In a 10-minute video, Rose discusses candidly how her breast cancer spread and came back, emphasizing that “time is the most essential thing,” particularly after receiving a second diagnosis.
She claims that time is “the kindest gift you can offer somebody, too,” and implies that the drug Kisqali, which has been licensed for the treatment of metastatic breast cancer, may be able to extend her life by halting the spread of the illness.
Dee’s experience is comparable; she had no prior history of the disease when she was told she had stage 4 breast cancer. She discusses being “focused on enjoying each day in the greatest way possible” in her 10-minute video despite receiving this unexpected prognosis.
As a Novartis spokesman stated, “We believe that by sharing these tales, we can inspire other patients with metastatic breast cancer and their families and instill a sense of optimism in them as they campaign for their health.”
This theme continues from Novartis’ first DTC ad on broadcast TV, which was released in August and featured Lauren, a real Kisqali patient.
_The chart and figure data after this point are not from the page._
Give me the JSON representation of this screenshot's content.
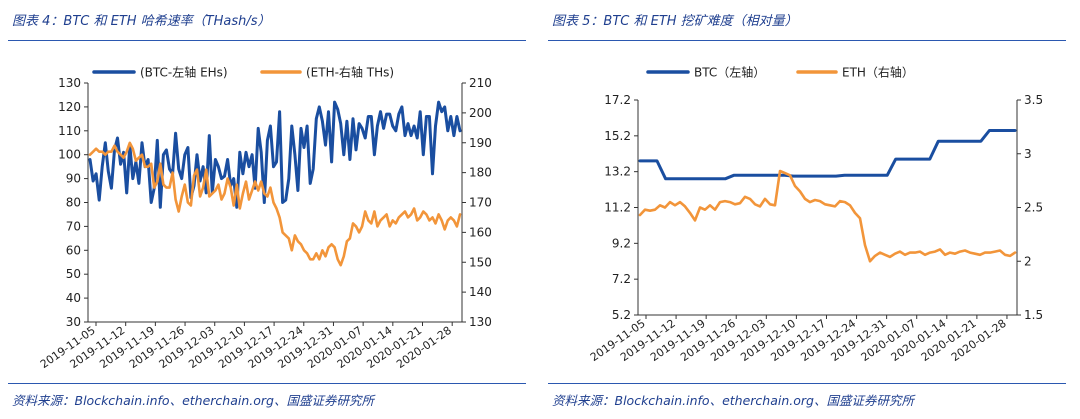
{
  "chart_data": [
    {
      "type": "line",
      "title": "图表 4：BTC 和 ETH 哈希速率（THash/s）",
      "source": "资料来源：Blockchain.info、etherchain.org、国盛证券研究所",
      "x_labels": [
        "2019-11-05",
        "2019-11-12",
        "2019-11-19",
        "2019-11-26",
        "2019-12-03",
        "2019-12-10",
        "2019-12-17",
        "2019-12-24",
        "2019-12-31",
        "2020-01-07",
        "2020-01-14",
        "2020-01-21",
        "2020-01-28"
      ],
      "left_axis": {
        "ylim": [
          30,
          130
        ],
        "ticks": [
          30,
          40,
          50,
          60,
          70,
          80,
          90,
          100,
          110,
          120,
          130
        ]
      },
      "right_axis": {
        "ylim": [
          130,
          210
        ],
        "ticks": [
          130,
          140,
          150,
          160,
          170,
          180,
          190,
          200,
          210
        ]
      },
      "grid": false,
      "legend": "top",
      "series": [
        {
          "name": "(BTC-左轴 EHs)",
          "axis": "left",
          "color": "#1a4ea0",
          "values": [
            98,
            89,
            92,
            81,
            95,
            105,
            93,
            86,
            102,
            107,
            96,
            101,
            84,
            104,
            90,
            97,
            88,
            105,
            95,
            98,
            80,
            86,
            106,
            78,
            100,
            102,
            94,
            92,
            109,
            94,
            90,
            100,
            103,
            82,
            87,
            100,
            89,
            95,
            84,
            108,
            84,
            98,
            95,
            90,
            91,
            98,
            87,
            90,
            78,
            101,
            92,
            101,
            95,
            100,
            86,
            111,
            101,
            80,
            106,
            112,
            95,
            97,
            118,
            80,
            81,
            90,
            112,
            100,
            85,
            111,
            103,
            112,
            88,
            94,
            115,
            120,
            114,
            104,
            118,
            97,
            122,
            119,
            113,
            100,
            114,
            98,
            115,
            102,
            113,
            111,
            107,
            116,
            116,
            100,
            112,
            118,
            111,
            117,
            117,
            112,
            110,
            117,
            120,
            108,
            113,
            108,
            112,
            107,
            118,
            100,
            116,
            116,
            92,
            112,
            122,
            118,
            120,
            110,
            116,
            108,
            116,
            110
          ]
        },
        {
          "name": "(ETH-右轴 THs)",
          "axis": "right",
          "color": "#f2953a",
          "values": [
            186,
            187,
            188,
            187,
            187,
            186,
            187,
            187,
            189,
            187,
            186,
            185,
            187,
            190,
            188,
            184,
            185,
            186,
            182,
            182,
            183,
            175,
            177,
            183,
            176,
            175,
            175,
            180,
            171,
            167,
            172,
            176,
            170,
            169,
            179,
            181,
            172,
            175,
            181,
            172,
            173,
            174,
            176,
            171,
            173,
            178,
            175,
            169,
            176,
            168,
            173,
            177,
            171,
            174,
            177,
            174,
            177,
            173,
            172,
            175,
            170,
            168,
            165,
            160,
            159,
            158,
            154,
            159,
            157,
            156,
            154,
            153,
            151,
            151,
            153,
            151,
            154,
            152,
            155,
            156,
            155,
            151,
            149,
            152,
            157,
            158,
            163,
            162,
            160,
            162,
            167,
            164,
            163,
            167,
            162,
            164,
            165,
            166,
            162,
            164,
            163,
            165,
            166,
            167,
            165,
            166,
            168,
            164,
            165,
            167,
            166,
            164,
            165,
            163,
            166,
            164,
            161,
            164,
            165,
            164,
            162,
            166
          ]
        }
      ]
    },
    {
      "type": "line",
      "title": "图表 5：BTC 和 ETH 挖矿难度（相对量）",
      "source": "资料来源：Blockchain.info、etherchain.org、国盛证券研究所",
      "x_labels": [
        "2019-11-05",
        "2019-11-12",
        "2019-11-19",
        "2019-11-26",
        "2019-12-03",
        "2019-12-10",
        "2019-12-17",
        "2019-12-24",
        "2019-12-31",
        "2020-01-07",
        "2020-01-14",
        "2020-01-21",
        "2020-01-28"
      ],
      "left_axis": {
        "ylim": [
          5.2,
          17.2
        ],
        "ticks": [
          5.2,
          7.2,
          9.2,
          11.2,
          13.2,
          15.2,
          17.2
        ]
      },
      "right_axis": {
        "ylim": [
          1.5,
          3.5
        ],
        "ticks": [
          1.5,
          2,
          2.5,
          3,
          3.5
        ]
      },
      "grid": false,
      "legend": "top",
      "series": [
        {
          "name": "BTC（左轴）",
          "axis": "left",
          "color": "#1a4ea0",
          "values": [
            13.8,
            13.8,
            13.8,
            12.8,
            12.8,
            12.8,
            12.8,
            12.8,
            12.8,
            12.8,
            12.8,
            13.0,
            13.0,
            13.0,
            13.0,
            13.0,
            13.0,
            13.0,
            12.95,
            12.95,
            12.95,
            12.95,
            12.95,
            12.95,
            13.0,
            13.0,
            13.0,
            13.0,
            13.0,
            13.0,
            13.9,
            13.9,
            13.9,
            13.9,
            13.9,
            14.9,
            14.9,
            14.9,
            14.9,
            14.9,
            14.9,
            15.5,
            15.5,
            15.5,
            15.5
          ]
        },
        {
          "name": "ETH（右轴）",
          "axis": "right",
          "color": "#f2953a",
          "values": [
            2.43,
            2.48,
            2.47,
            2.48,
            2.52,
            2.5,
            2.55,
            2.52,
            2.55,
            2.51,
            2.45,
            2.38,
            2.5,
            2.48,
            2.52,
            2.48,
            2.55,
            2.56,
            2.55,
            2.53,
            2.54,
            2.6,
            2.58,
            2.53,
            2.51,
            2.58,
            2.53,
            2.52,
            2.84,
            2.82,
            2.8,
            2.7,
            2.65,
            2.58,
            2.55,
            2.57,
            2.56,
            2.53,
            2.52,
            2.51,
            2.56,
            2.55,
            2.52,
            2.45,
            2.4,
            2.15,
            2.0,
            2.05,
            2.08,
            2.06,
            2.04,
            2.07,
            2.09,
            2.06,
            2.08,
            2.08,
            2.09,
            2.06,
            2.08,
            2.09,
            2.11,
            2.06,
            2.08,
            2.07,
            2.09,
            2.1,
            2.08,
            2.07,
            2.06,
            2.08,
            2.08,
            2.09,
            2.1,
            2.06,
            2.05,
            2.08
          ]
        }
      ]
    }
  ]
}
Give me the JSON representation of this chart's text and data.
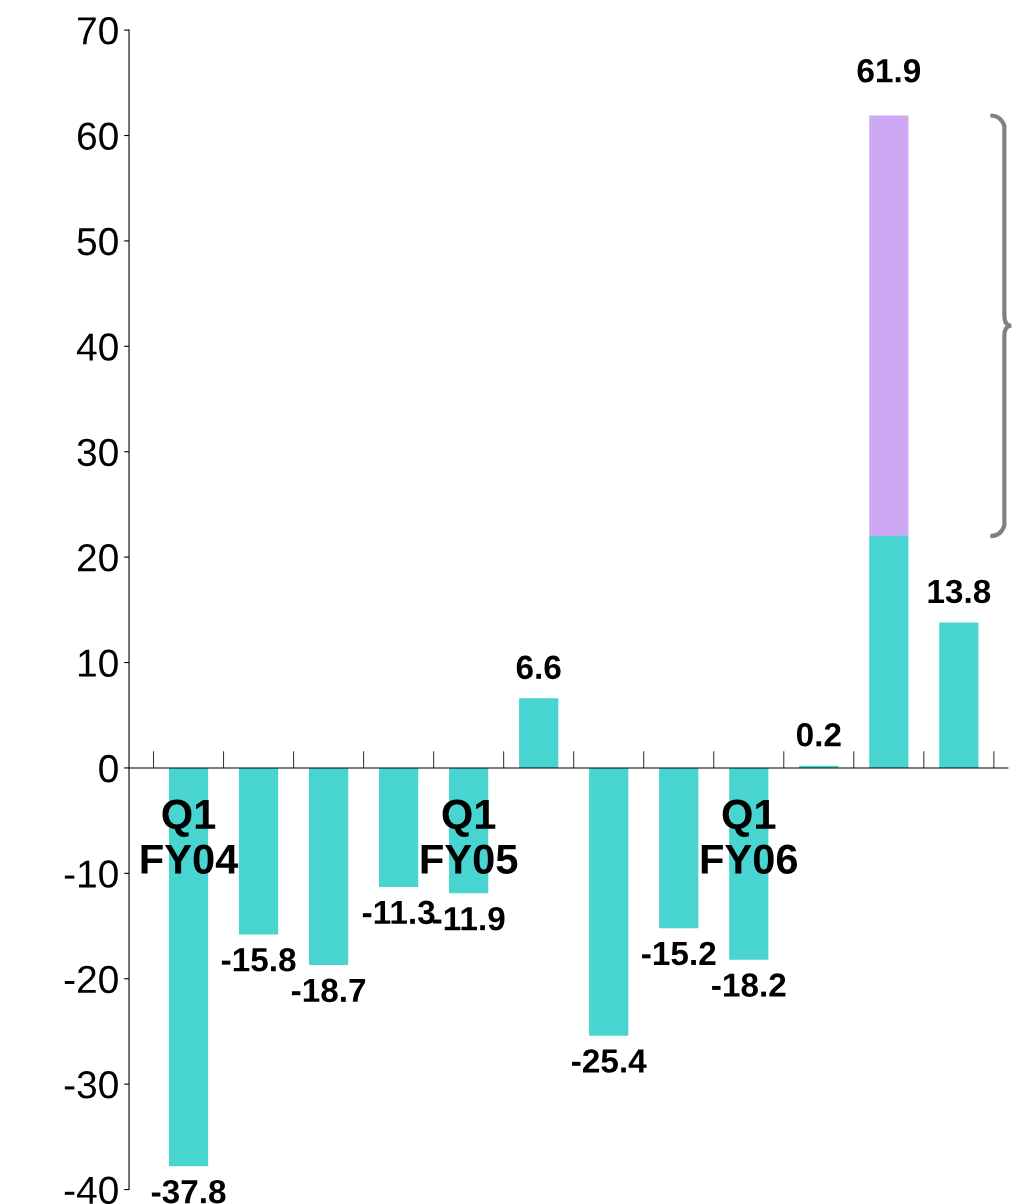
{
  "chart_data": {
    "type": "bar",
    "stacked": true,
    "categories": [
      "Q1\nFY04",
      null,
      null,
      null,
      "Q1\nFY05",
      null,
      null,
      null,
      "Q1\nFY06",
      null,
      null,
      null
    ],
    "series": [
      {
        "color": "#48d4d0",
        "values": [
          -37.8,
          -15.8,
          -18.7,
          -11.3,
          -11.9,
          6.6,
          -25.4,
          -15.2,
          -18.2,
          0.2,
          22,
          13.8
        ],
        "value_labels": [
          "-37.8",
          "-15.8",
          "-18.7",
          "-11.3",
          "-11.9",
          "6.6",
          "-25.4",
          "-15.2",
          "-18.2",
          "0.2",
          null,
          "13.8"
        ]
      },
      {
        "color": "#cda8f5",
        "values": [
          null,
          null,
          null,
          null,
          null,
          null,
          null,
          null,
          null,
          null,
          39.9,
          null
        ]
      }
    ],
    "totals": [
      null,
      null,
      null,
      null,
      null,
      null,
      null,
      null,
      null,
      null,
      "61.9",
      null
    ],
    "ylim": [
      -40,
      70
    ],
    "yticks": [
      -40,
      -30,
      -20,
      -10,
      0,
      10,
      20,
      30,
      40,
      50,
      60,
      70
    ],
    "grid": false,
    "legend": false
  }
}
Along with Dee and Rose, Lauren appears in the genuine patient stories as well as the advertisement.
In the 15-second advertisement, Lauren discusses the importance of a strong breast cancer community and how it is “still OK to hope” despite receiving a breast cancer diagnosis.
According to a Novartis spokesman, the new video series campaign is intended “to portray the emotional journey and experiences of actual patients with metastatic breast cancer, as well as their goals and aspirations.”